Ellerimle yazarak öğrenmeye başladım
'Yabancı dillere ilgisini her zaman koruduğunu anlatan Cuma Turhan, Aramice ve Rumca öğrenmek istediğini dile getirdi. Yabancı dile ilgisinin Ürgüp'teyken başladığını söyleyen Turhan, "Ürgüp turizm bölgesiydi. Çok ilgimi çekti. Ben hayatımda hiç turist görmemiştim. Orada Japonlarla tanıştım. Çalıştığım yerde yattım, sandalyelerin üzerinde. Kış olduğunda da pide fırını üzerinde yatıyordum. Bulaşık yıkarken garsonun yemekleri anlatışını duydum ve çok heveslendim. İçimde bir kıvılcım patladı. Gizli gizli onları seyrederek, 'Bu ne demek' diye, ellerime tek tek yazarak öğrenmeye başladım" dedi.

'Elimden gelse 20 - 30 dil öğrenmek isterim'
Antalya'da çalışmaya başladığı dönemlerde turistleri gördüğünde çok heyecanlandığını ve mutlu olduğunu aktaran Cuma Turhan, "Her gün çevremdeki insanlardan, 'Bu ne demek' diye diye İngilizce, Almanca, İsveççe, Norveççe, hep meraklıydım, hep öğrendim. Hala da öğreniyorum. Dil deyince bana bir şey geliyor. Seviyorum. Elimden gelse 20- 30 dil öğrenmek isterim. Bir şeyi hedefliyorum, 'Bu İngilizce bana yeter' diyorum. Ondan sonra Almanca. Almanla evlilik yaptığım için o da etken oldu. Hollandaca, İsveççe, Norveççe derken, odaklanıyorum ve o dilden bilmediğim şeyleri çevreme soruyorum, akıllı telefondan kelime kelime öğreniyorum.
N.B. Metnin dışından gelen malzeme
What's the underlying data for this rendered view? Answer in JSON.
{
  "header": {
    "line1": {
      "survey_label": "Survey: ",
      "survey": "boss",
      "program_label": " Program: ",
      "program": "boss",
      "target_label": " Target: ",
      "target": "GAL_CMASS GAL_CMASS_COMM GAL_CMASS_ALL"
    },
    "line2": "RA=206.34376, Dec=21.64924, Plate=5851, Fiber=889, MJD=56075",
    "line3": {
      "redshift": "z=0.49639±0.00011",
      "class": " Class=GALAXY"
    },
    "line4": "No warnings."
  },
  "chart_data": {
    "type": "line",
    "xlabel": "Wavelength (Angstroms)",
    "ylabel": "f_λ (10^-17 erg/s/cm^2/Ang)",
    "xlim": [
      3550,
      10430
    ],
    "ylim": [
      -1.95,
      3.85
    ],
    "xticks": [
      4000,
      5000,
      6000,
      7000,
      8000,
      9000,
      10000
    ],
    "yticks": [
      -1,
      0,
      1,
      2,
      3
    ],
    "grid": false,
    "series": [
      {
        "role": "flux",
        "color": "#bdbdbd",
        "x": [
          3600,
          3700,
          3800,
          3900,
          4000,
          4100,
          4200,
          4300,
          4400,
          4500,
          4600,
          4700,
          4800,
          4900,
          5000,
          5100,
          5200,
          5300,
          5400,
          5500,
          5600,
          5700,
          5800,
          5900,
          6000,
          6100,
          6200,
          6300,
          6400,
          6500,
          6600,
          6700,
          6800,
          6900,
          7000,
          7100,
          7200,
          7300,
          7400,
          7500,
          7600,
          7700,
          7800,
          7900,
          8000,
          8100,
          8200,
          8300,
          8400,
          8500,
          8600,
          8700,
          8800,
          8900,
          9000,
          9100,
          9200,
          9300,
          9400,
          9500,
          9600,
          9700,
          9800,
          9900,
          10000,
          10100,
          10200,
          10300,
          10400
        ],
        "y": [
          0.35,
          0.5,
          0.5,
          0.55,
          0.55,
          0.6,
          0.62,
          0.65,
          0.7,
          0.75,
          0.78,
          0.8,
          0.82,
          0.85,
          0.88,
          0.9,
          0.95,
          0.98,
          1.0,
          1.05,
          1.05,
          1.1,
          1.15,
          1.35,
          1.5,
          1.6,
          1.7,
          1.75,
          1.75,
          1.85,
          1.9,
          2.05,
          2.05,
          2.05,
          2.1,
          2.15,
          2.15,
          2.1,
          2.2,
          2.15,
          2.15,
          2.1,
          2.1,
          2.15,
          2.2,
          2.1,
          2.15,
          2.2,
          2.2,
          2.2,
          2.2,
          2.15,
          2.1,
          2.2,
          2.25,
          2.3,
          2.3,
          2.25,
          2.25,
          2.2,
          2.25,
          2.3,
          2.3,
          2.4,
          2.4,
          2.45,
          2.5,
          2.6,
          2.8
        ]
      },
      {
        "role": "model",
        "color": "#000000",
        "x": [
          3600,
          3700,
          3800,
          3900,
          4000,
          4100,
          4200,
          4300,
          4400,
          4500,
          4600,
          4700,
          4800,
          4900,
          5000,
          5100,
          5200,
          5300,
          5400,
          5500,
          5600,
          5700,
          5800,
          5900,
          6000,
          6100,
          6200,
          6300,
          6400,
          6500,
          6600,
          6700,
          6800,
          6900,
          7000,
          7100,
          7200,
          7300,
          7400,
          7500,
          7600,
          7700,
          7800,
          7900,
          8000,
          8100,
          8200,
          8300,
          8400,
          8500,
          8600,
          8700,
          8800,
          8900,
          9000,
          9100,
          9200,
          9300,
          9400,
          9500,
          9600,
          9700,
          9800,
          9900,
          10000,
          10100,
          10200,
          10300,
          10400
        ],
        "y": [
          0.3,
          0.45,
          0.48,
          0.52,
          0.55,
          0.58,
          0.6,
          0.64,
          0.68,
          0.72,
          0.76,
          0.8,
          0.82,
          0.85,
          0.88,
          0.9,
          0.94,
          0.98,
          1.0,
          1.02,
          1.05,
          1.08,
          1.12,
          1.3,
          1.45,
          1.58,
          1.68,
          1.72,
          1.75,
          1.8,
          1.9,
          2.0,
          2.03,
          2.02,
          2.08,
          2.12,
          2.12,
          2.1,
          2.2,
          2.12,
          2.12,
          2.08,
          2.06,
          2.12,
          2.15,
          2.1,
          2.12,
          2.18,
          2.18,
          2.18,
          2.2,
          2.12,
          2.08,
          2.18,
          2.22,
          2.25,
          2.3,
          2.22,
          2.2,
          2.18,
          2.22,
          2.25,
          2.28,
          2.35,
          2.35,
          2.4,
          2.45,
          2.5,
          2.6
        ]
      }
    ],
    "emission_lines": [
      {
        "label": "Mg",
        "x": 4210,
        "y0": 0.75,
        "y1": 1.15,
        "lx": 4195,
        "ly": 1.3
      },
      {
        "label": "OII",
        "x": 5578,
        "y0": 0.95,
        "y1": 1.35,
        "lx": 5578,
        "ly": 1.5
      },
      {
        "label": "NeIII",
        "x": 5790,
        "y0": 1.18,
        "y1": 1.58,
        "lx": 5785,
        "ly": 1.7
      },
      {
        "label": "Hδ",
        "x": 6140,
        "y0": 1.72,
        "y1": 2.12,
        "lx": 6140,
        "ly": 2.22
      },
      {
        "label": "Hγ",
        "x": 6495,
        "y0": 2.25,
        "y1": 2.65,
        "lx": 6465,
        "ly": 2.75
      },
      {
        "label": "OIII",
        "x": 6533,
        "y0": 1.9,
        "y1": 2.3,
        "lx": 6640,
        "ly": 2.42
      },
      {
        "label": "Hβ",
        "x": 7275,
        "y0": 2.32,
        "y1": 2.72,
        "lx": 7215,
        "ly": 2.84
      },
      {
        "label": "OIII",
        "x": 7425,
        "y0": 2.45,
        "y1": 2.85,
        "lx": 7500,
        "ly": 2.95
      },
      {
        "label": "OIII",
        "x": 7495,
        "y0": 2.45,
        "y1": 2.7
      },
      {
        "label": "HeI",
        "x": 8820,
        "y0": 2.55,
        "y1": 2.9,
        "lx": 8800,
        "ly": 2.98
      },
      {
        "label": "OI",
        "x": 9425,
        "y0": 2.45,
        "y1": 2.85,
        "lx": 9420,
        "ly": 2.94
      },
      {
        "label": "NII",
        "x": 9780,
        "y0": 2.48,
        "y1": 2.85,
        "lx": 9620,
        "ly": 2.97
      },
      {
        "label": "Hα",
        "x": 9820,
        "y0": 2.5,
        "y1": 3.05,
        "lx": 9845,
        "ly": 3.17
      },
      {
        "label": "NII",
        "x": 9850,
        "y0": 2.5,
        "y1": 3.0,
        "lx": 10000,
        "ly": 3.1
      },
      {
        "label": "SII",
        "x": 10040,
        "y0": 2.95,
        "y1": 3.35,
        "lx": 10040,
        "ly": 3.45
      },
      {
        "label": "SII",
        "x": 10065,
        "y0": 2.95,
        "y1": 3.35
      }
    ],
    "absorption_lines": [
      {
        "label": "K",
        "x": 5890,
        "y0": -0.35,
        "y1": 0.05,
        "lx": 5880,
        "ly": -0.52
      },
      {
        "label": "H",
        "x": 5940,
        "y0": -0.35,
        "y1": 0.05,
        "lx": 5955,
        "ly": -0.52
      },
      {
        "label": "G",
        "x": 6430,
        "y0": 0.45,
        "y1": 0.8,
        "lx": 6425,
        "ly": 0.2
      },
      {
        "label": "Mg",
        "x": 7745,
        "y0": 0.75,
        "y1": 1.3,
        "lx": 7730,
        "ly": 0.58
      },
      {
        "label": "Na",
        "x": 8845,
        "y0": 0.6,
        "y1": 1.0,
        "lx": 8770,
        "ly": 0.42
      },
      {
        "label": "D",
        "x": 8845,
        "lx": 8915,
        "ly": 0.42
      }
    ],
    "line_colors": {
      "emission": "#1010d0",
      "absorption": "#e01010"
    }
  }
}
Birkaç dilde zorlanıyorum. Rusçaya yatkın değilim. Ama Avrupa dillerine çok yatkınım. Almancayı öğrendiğiniz zaman Hollandacayı anlayabiliyorsunuz. Türkçeyi bildikten sonra Azerbaycanlılar ve Kırgızlarla nasıl anlaşabiliyorsanız, her dilden sonra diğer diller daha kolaylaşıyor" diye konuştu. Kendisine göre en zor dilin Arapça olduğunu söyleyen Cuma Turhan, "Hollandalılar gırtlaktan konuşur, İtalyanlar müzik gibi, kulağa hoş gelir. Arapça ve Rusça biraz zordur" dedi.

'Öğrenmeye devam ediyorum'
'Boş vakitlerinde genel kültür araştırmaları yapmayı tercih ettiğini, film izlemek yerine belgeseller ve tarihi konulara yöneldiğini söyleyen Cuma Turhan, internet üzerinden dünya mutfaklarını, gelenekleri ve kültürel alışkanlıkları keşfetmeye devam ettiğini belirterek, "Çin'in sokak yemeklerinden Urfa'nın geleneksel lezzetlerine kadar farklı mutfaklara merakım var. Öğrenmeye devam ediyorum" dedi. İş arkadaşı ise Cuma Turhan'ın dil konusunda çok meraklı olduğunu belirtirken, her dili öğrenmek istediğini, kendilerinden de destek istediğini anlattı.